In this post, we will discuss @RunWith Annotation. When a class is annotated with @RunWith or extends a class annotated with it, JUnit will invoke the class that it references to run the tests in that class instead of the runner built with JUnit.

What is a Runner?

A Runner runs tests and notifies a RunNotifier of significant events as it does so. We can also use custom runners if we want by extending the Runner class. When creating a custom runner, in addition to implementing the abstract methods you must also provide a constructor that takes as an argument the Class containing the tests. For example, Eclipse has a built-in a graphical runner.

In order to use @RunWith annotation, we need to pass a class that is extended from Runner.

Class<? extends Runner>

 

 

 

We can run JBehave stories using this annotation. For example, we can use AnnotatedEmbedderRunner with this annotation.

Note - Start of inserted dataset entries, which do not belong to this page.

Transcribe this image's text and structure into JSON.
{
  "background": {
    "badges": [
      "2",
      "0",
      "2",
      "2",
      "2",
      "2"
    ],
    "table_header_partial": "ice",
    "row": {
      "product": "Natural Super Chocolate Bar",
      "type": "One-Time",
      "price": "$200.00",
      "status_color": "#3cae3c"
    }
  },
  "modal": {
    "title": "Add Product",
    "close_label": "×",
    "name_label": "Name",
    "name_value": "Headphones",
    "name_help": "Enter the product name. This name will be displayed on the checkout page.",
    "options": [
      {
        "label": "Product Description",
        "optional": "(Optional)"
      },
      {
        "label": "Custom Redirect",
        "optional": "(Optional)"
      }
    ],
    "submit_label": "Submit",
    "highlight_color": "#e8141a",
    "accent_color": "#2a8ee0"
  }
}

@RunWith(value=AnnotatedEmbedderRunner.class) 
@UsingEmbedder(embedder=Embedder.class)

 

AnnotatedEmbedderRunner is a JUnit Runner that uses the AnnotationBuilder to create an embeddable test instance.

Another example we can run JBehave stories using Serenity by extending from SerenityStories class.

SerentiyStories class uses SerenityReportingRunner

@RunWith(SerenityReportingRunner.class)

SerenityStories is a JUnit-runnable test case designed to run a set of JBehave stories in a given package.